Power supply ripple testing is a crucial parameter in power quality detection, but accurately measuring power supply ripple has become a challenge for engineers. How can we overcome this problem? In fact, after searching for it thousands of times, the solution is right there in front of us.
Because a DC regulated power supply is generally formed by rectifying, filtering, and stabilizing an AC power source, it inevitably contains some AC components in the DC voltage. This superimposed AC component on the stable DC voltage is referred to as ripple.
1. Incorrect Ripple Testing
By connecting a 3.3V power signal to the ZDS2024 Plus oscilloscope and using the X10 probe setting, we measured the power supply ripple. After clicking on [Auto Setup], we adjusted the horizontal time base, vertical range, and vertical offset to obtain the waveform shown in Figure 1.

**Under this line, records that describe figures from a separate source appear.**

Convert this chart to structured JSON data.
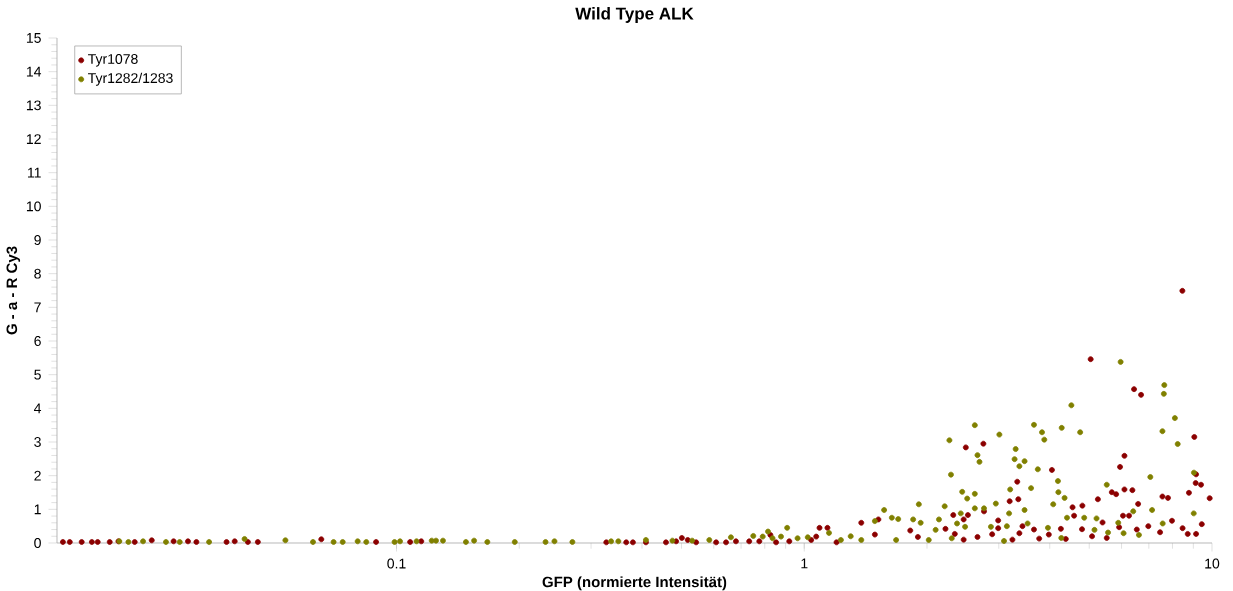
{
  "chart_data": {
    "type": "scatter",
    "title": "Wild Type ALK",
    "xlabel": "GFP (normierte Intensität)",
    "ylabel": "G - a - R Cy3",
    "log": "x",
    "xlim": [
      0.0147,
      10
    ],
    "ylim": [
      0,
      15
    ],
    "xticks": [
      0.1,
      1,
      10
    ],
    "yticks": [
      0,
      1,
      2,
      3,
      4,
      5,
      6,
      7,
      8,
      9,
      10,
      11,
      12,
      13,
      14,
      15
    ],
    "grid": false,
    "legend": "top left",
    "marker": "circle",
    "series": [
      {
        "name": "Tyr1078",
        "color": "#8b0000",
        "x": [
          5.04,
          6.44,
          6.7,
          9.05,
          2.49,
          2.75,
          4.05,
          6.1,
          5.95,
          3.33,
          6.1,
          6.38,
          9.14,
          9.12,
          9.4,
          9.87,
          8.78,
          7.56,
          7.8,
          5.68,
          5.82,
          5.25,
          6.59,
          4.55,
          4.81,
          3.19,
          3.35,
          2.76,
          2.52,
          2.32,
          2.46,
          2.22,
          2.34,
          2.99,
          2.99,
          1.38,
          1.52,
          1.82,
          1.14,
          1.09,
          1.49,
          1.9,
          3.43,
          3.66,
          4.26,
          4.59,
          5.39,
          4.8,
          5.52,
          5.92,
          6.05,
          6.26,
          6.54,
          6.98,
          7.98,
          8.47,
          8.72,
          9.14,
          9.44,
          7.46,
          5.08,
          3.98,
          3.77,
          3.37,
          2.89,
          2.66,
          2.46,
          3.24,
          4.38,
          8.46,
          0.327,
          0.366,
          0.38,
          0.409,
          0.458,
          0.485,
          0.501,
          0.518,
          0.543,
          0.608,
          0.643,
          0.68,
          0.733,
          0.776,
          0.826,
          0.853,
          0.919,
          1.04,
          1.07,
          1.2,
          0.0152,
          0.0158,
          0.0169,
          0.0179,
          0.0185,
          0.0198,
          0.0208,
          0.0228,
          0.0251,
          0.0284,
          0.0308,
          0.0323,
          0.0383,
          0.0401,
          0.0432,
          0.0457,
          0.0654,
          0.0891,
          0.108,
          0.115
        ],
        "values": [
          5.46,
          4.57,
          4.4,
          3.15,
          2.84,
          2.95,
          2.17,
          2.59,
          2.26,
          1.82,
          1.59,
          1.57,
          2.04,
          1.78,
          1.73,
          1.33,
          1.49,
          1.38,
          1.34,
          1.51,
          1.45,
          1.3,
          1.16,
          1.06,
          1.11,
          1.24,
          1.3,
          0.94,
          0.83,
          0.83,
          0.7,
          0.42,
          0.27,
          0.67,
          0.44,
          0.6,
          0.7,
          0.37,
          0.45,
          0.45,
          0.25,
          0.18,
          0.5,
          0.4,
          0.42,
          0.81,
          0.61,
          0.41,
          0.15,
          0.47,
          0.81,
          0.81,
          0.4,
          0.5,
          0.66,
          0.44,
          0.27,
          0.27,
          0.56,
          0.32,
          0.2,
          0.25,
          0.13,
          0.29,
          0.26,
          0.18,
          0.1,
          0.1,
          0.12,
          7.49,
          0.02,
          0.02,
          0.02,
          0.02,
          0.02,
          0.05,
          0.15,
          0.09,
          0.02,
          0.02,
          0.02,
          0.05,
          0.05,
          0.05,
          0.24,
          0.02,
          0.05,
          0.09,
          0.19,
          0.02,
          0.03,
          0.03,
          0.03,
          0.03,
          0.03,
          0.03,
          0.05,
          0.03,
          0.08,
          0.05,
          0.05,
          0.03,
          0.03,
          0.05,
          0.03,
          0.03,
          0.11,
          0.03,
          0.03,
          0.05
        ]
      },
      {
        "name": "Tyr1282/1283",
        "color": "#808000",
        "x": [
          5.97,
          7.64,
          7.62,
          4.52,
          8.11,
          2.62,
          3.66,
          4.28,
          4.75,
          3.01,
          3.83,
          7.56,
          2.27,
          3.88,
          8.24,
          2.66,
          2.69,
          3.3,
          3.28,
          3.37,
          3.47,
          2.29,
          3.74,
          3.6,
          3.2,
          5.52,
          4.19,
          4.2,
          7.06,
          9.03,
          2.44,
          2.62,
          2.51,
          2.21,
          2.95,
          2.62,
          2.76,
          3.18,
          3.47,
          4.08,
          4.35,
          1.91,
          1.57,
          1.7,
          1.49,
          1.64,
          1.85,
          1.93,
          2.14,
          2.42,
          4.41,
          4.86,
          5.21,
          5.15,
          5.56,
          5.89,
          6.41,
          7.13,
          7.57,
          9.02,
          6.07,
          6.62,
          3.96,
          3.53,
          3.14,
          2.87,
          2.48,
          2.37,
          2.1,
          2.02,
          2.3,
          3.09,
          4.27,
          1.15,
          1.3,
          1.38,
          1.68,
          1.23,
          0.13,
          0.148,
          0.155,
          0.167,
          0.195,
          0.232,
          0.244,
          0.27,
          0.336,
          0.35,
          0.409,
          0.475,
          0.531,
          0.585,
          0.661,
          0.75,
          0.791,
          0.815,
          0.836,
          0.877,
          0.908,
          0.963,
          1.02,
          0.0209,
          0.022,
          0.0239,
          0.0272,
          0.0294,
          0.0347,
          0.0424,
          0.0534,
          0.0624,
          0.0701,
          0.0738,
          0.0803,
          0.0843,
          0.0989,
          0.102,
          0.112,
          0.122,
          0.125
        ],
        "values": [
          5.38,
          4.69,
          4.43,
          4.09,
          3.71,
          3.5,
          3.51,
          3.42,
          3.29,
          3.22,
          3.29,
          3.32,
          3.05,
          3.07,
          2.94,
          2.61,
          2.41,
          2.79,
          2.49,
          2.28,
          2.43,
          2.03,
          2.19,
          1.63,
          1.59,
          1.73,
          1.84,
          1.51,
          1.96,
          2.09,
          1.52,
          1.46,
          1.32,
          1.09,
          1.17,
          1.03,
          1.03,
          0.88,
          0.98,
          1.15,
          1.34,
          1.15,
          0.98,
          0.71,
          0.65,
          0.75,
          0.7,
          0.6,
          0.7,
          0.88,
          0.75,
          0.75,
          0.73,
          0.39,
          0.31,
          0.6,
          0.94,
          0.98,
          0.58,
          0.88,
          0.29,
          0.24,
          0.45,
          0.58,
          0.5,
          0.48,
          0.48,
          0.58,
          0.39,
          0.09,
          0.14,
          0.06,
          0.15,
          0.3,
          0.2,
          0.09,
          0.09,
          0.09,
          0.07,
          0.03,
          0.07,
          0.03,
          0.03,
          0.03,
          0.05,
          0.03,
          0.05,
          0.05,
          0.09,
          0.07,
          0.07,
          0.09,
          0.17,
          0.21,
          0.19,
          0.34,
          0.14,
          0.19,
          0.45,
          0.14,
          0.17,
          0.05,
          0.03,
          0.05,
          0.03,
          0.03,
          0.03,
          0.12,
          0.08,
          0.03,
          0.03,
          0.03,
          0.05,
          0.03,
          0.03,
          0.05,
          0.05,
          0.07,
          0.07
        ]
      }
    ]
  }
}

Figure 1 Incorrect Ripple Measurement Method
As shown in the figure, the measured waveform is mixed with a lot of noise and interference, making it impossible to clearly observe the ripple and accurately measure its value. Many engineers encounter this situation because they have not mastered the correct ripple measurement method.

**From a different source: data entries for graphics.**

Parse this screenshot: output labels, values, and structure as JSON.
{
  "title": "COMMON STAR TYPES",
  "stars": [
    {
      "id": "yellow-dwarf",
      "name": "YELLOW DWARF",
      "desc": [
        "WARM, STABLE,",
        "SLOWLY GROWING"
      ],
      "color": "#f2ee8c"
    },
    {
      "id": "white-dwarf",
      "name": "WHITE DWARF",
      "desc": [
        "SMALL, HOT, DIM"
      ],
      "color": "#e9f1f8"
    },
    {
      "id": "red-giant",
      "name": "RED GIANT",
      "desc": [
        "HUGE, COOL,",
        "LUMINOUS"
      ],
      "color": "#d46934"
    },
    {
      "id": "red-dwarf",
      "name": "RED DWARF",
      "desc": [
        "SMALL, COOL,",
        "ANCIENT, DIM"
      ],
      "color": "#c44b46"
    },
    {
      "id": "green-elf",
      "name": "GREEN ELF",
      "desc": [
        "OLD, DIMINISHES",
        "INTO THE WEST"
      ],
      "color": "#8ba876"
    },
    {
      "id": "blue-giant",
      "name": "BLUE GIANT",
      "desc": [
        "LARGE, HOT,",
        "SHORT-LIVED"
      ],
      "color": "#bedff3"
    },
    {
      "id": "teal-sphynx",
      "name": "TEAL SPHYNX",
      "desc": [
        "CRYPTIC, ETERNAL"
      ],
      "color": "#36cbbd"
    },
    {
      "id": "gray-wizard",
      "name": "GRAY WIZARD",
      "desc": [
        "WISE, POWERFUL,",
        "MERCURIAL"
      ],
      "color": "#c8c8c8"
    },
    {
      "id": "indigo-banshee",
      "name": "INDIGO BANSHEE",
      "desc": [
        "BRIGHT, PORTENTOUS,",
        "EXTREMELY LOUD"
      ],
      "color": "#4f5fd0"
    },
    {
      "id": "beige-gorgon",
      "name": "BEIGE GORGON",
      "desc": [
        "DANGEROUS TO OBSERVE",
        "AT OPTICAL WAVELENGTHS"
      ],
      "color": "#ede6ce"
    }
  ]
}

2. Correct Power Supply Ripple Testing Method
1. First, select the appropriate probe setting. If the voltage is relatively high or if there are high bandwidth requirements, you can use the X10 setting; under normal circumstances, it is recommended to use the X1 setting to avoid unnecessary noise attenuation affecting the ripple measurement.
2. Since ripple is an AC component, the “channel coupling” method should be set to “AC” to limit the input of DC signals, as shown in Figure 2.
3. You can appropriately use the “bandwidth limit” function by selecting a “20MHz” bandwidth limit to filter out unnecessary high-frequency noise, as shown in Figure 2.
Figure 2 Channel Interface Parameter Settings
4. Additionally, it is crucial to avoid interference from electromagnetic radiation and other sources, so during measurement, it is recommended to use a “ground spring” for grounding to avoid unnecessary interference from long grounding wires.
5. The trigger method can use edge triggering, with the trigger mode set to either Auto or Normal.
6. Adjust the horizontal time base, vertical range, and vertical offset appropriately to display the waveform signal in the center of the screen with good effect.
The captured ripple is shown in Figure 3.
Figure 3 Correctly Captured Ripple
From Figure 3, it can be seen that the correct ripple measurement method can clearly capture the normal ripple, reducing the impact of unnecessary noise and interference, resulting in a clean ripple. With this foundation, power supply ripple measurements can be conducted more accurately, leading to a more precise assessment of power supply quality.
Ripple testing is generally expressed in peak-to-peak values. You can use the [measure] function for automatic measurement, as shown in the screenshot of the ZDS2000 series oscilloscope, which supports 51 types of true parameter measurement statistics based on full storage depth to measure ripple parameters, or you can use the “one-key cursor” for manual measurement, as shown in Figure 4.
Figure 4 Ripple Measurement Data
3. Measurement Result Analysis
From the measurement, it can be seen that the peak-to-peak value of this power supply ripple is 18mV. Intel specifies in the ATX12V specification that the +12V output ripple peak-to-peak value must not exceed 120mV, and the +3.3V and +5V ripple peak-to-peak values must not exceed 50mV. The smaller the ripple, the higher the power supply quality.